Jasminum grandiflorum

Recent publications: short story “When Leopard’s-Bane Came to the Door of Third Heaven” in Liminal.

Thinking about: the act of writing in its raw, uncut form, as a kind of religious experience—as a kind of transport—is such a strange thing to have encompassed and upheld by routine and ritual, by faith’s grind, like you were walking uphill to temple every day, and of course you bring your saman pichcha and light the little clay lamps, coconut oil on your fingers; you sit cross-legged in the hot, grainy sand to say the dead words, during which you think of your dead, and theirs, and theirs, multiplying overhead like a great bone tree rising into the sky.

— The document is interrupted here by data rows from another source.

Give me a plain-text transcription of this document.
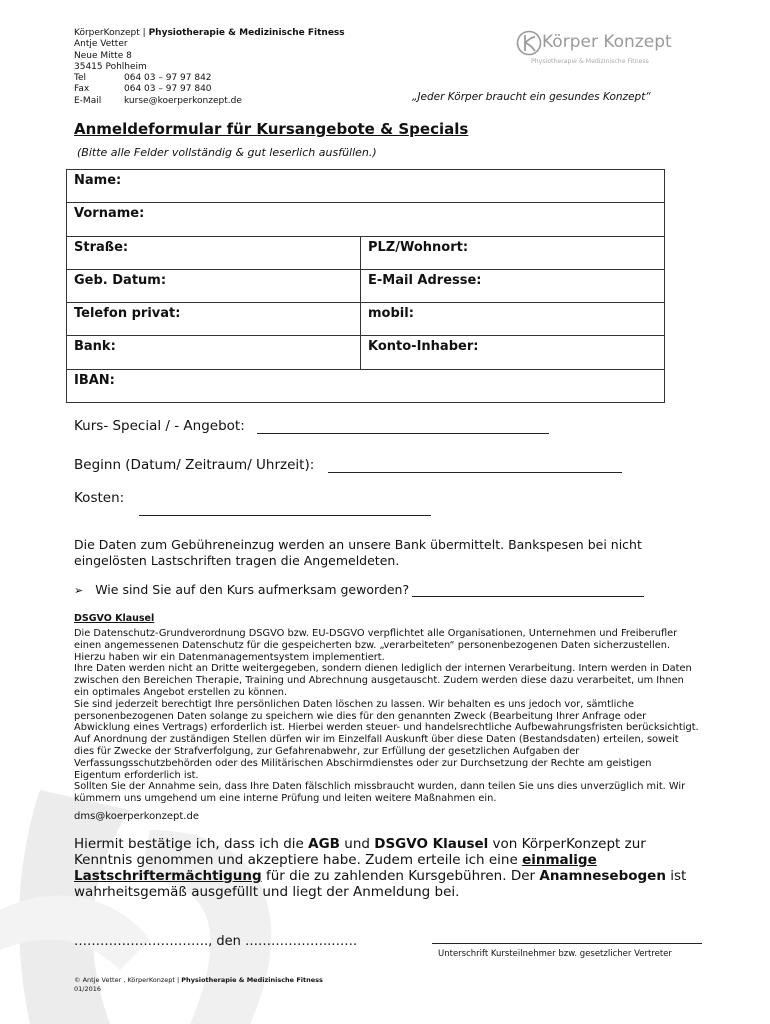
KörperKonzept
|
Physiotherapie & Medizinische Fitness
Antje Vetter
Neue Mitte 8
35415 Pohlheim
Tel	064 03 – 97 97 842
Fax	064 03 – 97 97 840
E-Mail	kurse@koerperkonzept.de
Körper Konzept
Physiotherapie & Medizinische Fitness
„Jeder Körper braucht ein gesundes Konzept“
Anmeldeformular für Kursangebote & Specials
(Bitte alle Felder vollständig & gut leserlich ausfüllen.)
Name:	
Vorname:	
Straße:	PLZ/Wohnort:
Geb. Datum:	E-Mail Adresse:
Telefon privat:	mobil:
Bank:	Konto-Inhaber:
IBAN:	
Kurs- Special / - Angebot:
Beginn (Datum/ Zeitraum/ Uhrzeit):
Kosten:
Die Daten zum Gebühreneinzug werden an unsere Bank übermittelt. Bankspesen bei nicht eingelösten Lastschriften tragen die Angemeldeten.
➢ Wie sind Sie auf den Kurs aufmerksam geworden?
DSGVO Klausel

Die Datenschutz-Grundverordnung DSGVO bzw. EU-DSGVO verpflichtet alle Organisationen, Unternehmen und Freiberufler einen angemessenen Datenschutz für die gespeicherten bzw. „verarbeiteten“ personenbezogenen Daten sicherzustellen. Hierzu haben wir ein Datenmanagementsystem implementiert.

Ihre Daten werden nicht an Dritte weitergegeben, sondern dienen lediglich der internen Verarbeitung. Intern werden in Daten zwischen den Bereichen Therapie, Training und Abrechnung ausgetauscht. Zudem werden diese dazu verarbeitet, um Ihnen ein optimales Angebot erstellen zu können.

Sie sind jederzeit berechtigt Ihre persönlichen Daten löschen zu lassen. Wir behalten es uns jedoch vor, sämtliche personenbezogenen Daten solange zu speichern wie dies für den genannten Zweck (Bearbeitung Ihrer Anfrage oder Abwicklung eines Vertrags) erforderlich ist. Hierbei werden steuer- und handelsrechtliche Aufbewahrungsfristen berücksichtigt. Auf Anordnung der zuständigen Stellen dürfen wir im Einzelfall Auskunft über diese Daten (Bestandsdaten) erteilen, soweit dies für Zwecke der Strafverfolgung, zur Gefahrenabwehr, zur Erfüllung der gesetzlichen Aufgaben der Verfassungsschutzbehörden oder des Militärischen Abschirmdienstes oder zur Durchsetzung der Rechte am geistigen Eigentum erforderlich ist.

Sollten Sie der Annahme sein, dass Ihre Daten fälschlich missbraucht wurden, dann teilen Sie uns dies unverzüglich mit. Wir kümmern uns umgehend um eine interne Prüfung und leiten weitere Maßnahmen ein.

dms@koerperkonzept.de
Hiermit bestätige ich, dass ich die AGB und DSGVO Klausel von KörperKonzept zur Kenntnis genommen und akzeptiere habe. Zudem erteile ich eine einmalige Lastschriftermächtigung für die zu zahlenden Kursgebühren. Der Anamnesebogen ist wahrheitsgemäß ausgefüllt und liegt der Anmeldung bei.
…………………………., den ………………..……
Unterschrift Kursteilnehmer bzw. gesetzlicher Vertreter
© Antje Vetter , KörperKonzept | Physiotherapie & Medizinische Fitness
01/2016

No, that’s all a bit grim, isn’t it? Let’s say instead you’re like a mime practicing a bit. First you elaborately draw a door in the air, marking out hinge and latch and doorknob, finding an imaginary key in your pocket, feigning surprise—you insert and turn it in the lock which does not exist, and it goes click and you push it open and walk through. Some days there is nothing through the door, though you have to open it anyway to find out. And some days you walk through into an altered landscape. Everything looks the same, and in fact everything is the same, because after all this was only mime and it was an imaginary door, except now the room is redder in your eyes and there is music in the air.